The host is Corbin Bleu. Meghan Camarena is the backstage correspondent.

10 new teams competed in Season 2 (Academy of Villains, Astra Dance Theatre, ClownSnotBombs, CubeMetricks, The Deca Crew, JUNK, LUMA, On The Fly, The Surrealists, Tribe of Fools).

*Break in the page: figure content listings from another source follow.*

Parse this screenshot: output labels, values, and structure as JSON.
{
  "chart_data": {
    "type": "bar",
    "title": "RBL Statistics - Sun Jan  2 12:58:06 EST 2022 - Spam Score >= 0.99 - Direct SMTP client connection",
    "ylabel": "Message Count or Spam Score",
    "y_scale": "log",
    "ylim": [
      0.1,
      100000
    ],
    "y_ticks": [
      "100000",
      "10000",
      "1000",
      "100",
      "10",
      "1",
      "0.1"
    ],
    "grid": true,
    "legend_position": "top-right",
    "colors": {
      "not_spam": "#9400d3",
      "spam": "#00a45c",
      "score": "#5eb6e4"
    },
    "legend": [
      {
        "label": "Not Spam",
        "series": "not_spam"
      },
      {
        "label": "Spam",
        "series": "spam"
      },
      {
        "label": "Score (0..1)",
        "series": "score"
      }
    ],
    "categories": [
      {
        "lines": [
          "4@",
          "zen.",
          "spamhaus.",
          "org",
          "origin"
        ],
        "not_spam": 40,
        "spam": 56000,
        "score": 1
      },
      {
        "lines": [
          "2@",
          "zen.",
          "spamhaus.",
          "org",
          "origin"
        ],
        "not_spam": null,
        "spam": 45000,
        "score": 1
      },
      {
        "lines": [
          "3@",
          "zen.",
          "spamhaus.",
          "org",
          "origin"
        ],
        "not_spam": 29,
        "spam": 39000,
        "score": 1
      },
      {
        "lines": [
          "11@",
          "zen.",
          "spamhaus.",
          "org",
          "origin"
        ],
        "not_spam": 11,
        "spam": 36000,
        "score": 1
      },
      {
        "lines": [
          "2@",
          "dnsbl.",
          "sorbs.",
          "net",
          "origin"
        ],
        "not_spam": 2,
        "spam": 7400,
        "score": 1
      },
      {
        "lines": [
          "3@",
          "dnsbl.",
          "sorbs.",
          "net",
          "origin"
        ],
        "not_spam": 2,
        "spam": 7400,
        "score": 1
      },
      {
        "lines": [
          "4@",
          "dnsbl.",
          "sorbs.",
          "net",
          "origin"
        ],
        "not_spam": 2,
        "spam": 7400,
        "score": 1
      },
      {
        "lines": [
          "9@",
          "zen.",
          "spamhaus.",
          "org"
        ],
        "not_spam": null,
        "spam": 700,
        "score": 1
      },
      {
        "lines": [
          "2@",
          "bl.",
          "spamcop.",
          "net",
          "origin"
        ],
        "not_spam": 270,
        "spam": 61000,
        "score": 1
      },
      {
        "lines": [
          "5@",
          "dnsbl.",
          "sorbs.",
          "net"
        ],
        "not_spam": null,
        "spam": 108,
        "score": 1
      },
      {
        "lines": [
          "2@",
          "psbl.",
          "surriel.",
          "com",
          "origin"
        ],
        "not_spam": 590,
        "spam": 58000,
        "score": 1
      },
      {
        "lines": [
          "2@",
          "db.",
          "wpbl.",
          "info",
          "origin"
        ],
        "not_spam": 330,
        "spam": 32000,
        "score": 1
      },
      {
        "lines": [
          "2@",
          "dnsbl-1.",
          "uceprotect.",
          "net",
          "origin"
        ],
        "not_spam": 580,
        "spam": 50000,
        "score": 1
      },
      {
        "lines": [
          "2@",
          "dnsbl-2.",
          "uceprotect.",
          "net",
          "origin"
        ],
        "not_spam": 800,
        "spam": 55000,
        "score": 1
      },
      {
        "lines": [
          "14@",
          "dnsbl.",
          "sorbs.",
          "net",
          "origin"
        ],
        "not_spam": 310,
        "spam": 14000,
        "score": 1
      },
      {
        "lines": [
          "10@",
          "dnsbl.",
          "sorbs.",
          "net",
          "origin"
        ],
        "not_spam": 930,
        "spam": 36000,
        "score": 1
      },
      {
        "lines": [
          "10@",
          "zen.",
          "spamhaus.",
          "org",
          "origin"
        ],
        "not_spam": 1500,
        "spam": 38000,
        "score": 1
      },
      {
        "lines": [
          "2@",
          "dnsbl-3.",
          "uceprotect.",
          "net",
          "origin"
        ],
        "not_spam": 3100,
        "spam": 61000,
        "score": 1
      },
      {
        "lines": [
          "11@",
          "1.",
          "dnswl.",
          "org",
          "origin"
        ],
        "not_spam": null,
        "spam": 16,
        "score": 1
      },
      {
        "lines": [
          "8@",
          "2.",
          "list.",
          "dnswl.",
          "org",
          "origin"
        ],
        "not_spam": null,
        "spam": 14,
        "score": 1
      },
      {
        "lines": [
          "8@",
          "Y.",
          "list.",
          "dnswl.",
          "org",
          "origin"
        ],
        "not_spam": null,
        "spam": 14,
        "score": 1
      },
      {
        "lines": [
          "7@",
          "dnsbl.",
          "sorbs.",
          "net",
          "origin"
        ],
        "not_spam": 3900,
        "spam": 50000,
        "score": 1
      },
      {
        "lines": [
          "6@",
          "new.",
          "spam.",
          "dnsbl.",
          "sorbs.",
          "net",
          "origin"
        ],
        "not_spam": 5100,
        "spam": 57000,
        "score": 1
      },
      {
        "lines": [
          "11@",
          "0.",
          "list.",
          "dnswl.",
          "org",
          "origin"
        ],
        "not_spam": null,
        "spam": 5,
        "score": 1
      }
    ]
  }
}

- Winners: Academy of Villains
- Runners-Up: Cubametricks
- 3rd Place: The Surrealists
- 4th Place: Tribe of Fools
- Eliminated: Astra Dance Theatre, LUMA, ClownSnotBombs, The Deca Crew, JUNK, On The Fly

==== Week 1 ====
The theme of the week was "Movie Night".

| Team | Theme | Harry | Laurieann | Beau | Judges' Total | Audience | Total | Result |
|---|---|---|---|---|---|---|---|---|
| Academy of Villains | Horror Movies | 8 | 8 | 9 | 25 | 10 | 35 | Safe/Highest Score |
| Astra Dance Theatre | Fantasy Movies | 8 | 8 | 7 | 23 | 8 | 31 | Safe |
| CubeMetricks | Sci-Fi Movies | 7 | 7 | 7 | 21 | 7 | 28 | Safe |
| On The Fly | Kung Fu Movies | 6 | 7 | 7 | 20 | 7 | 27 | Safe |
| ClownSnotBombs | Silent Movies | 6 | 8 | 5 | 19 | 7 | 26 | Safe/Lowest Score |

== Reception ==
The show received a positive reception from critics when it launched in October 2014. Allison Keene from The Hollywood Reporter wrote “TruTV has truly created a flashy and worthwhile series that is cut above current competition series, and far more exciting than yet another iteration of a singing show.” Pilot Viruet from Flavorwire wrote “I think Fake Off is my new favorite unscripted program, it was completely mesmerizing.”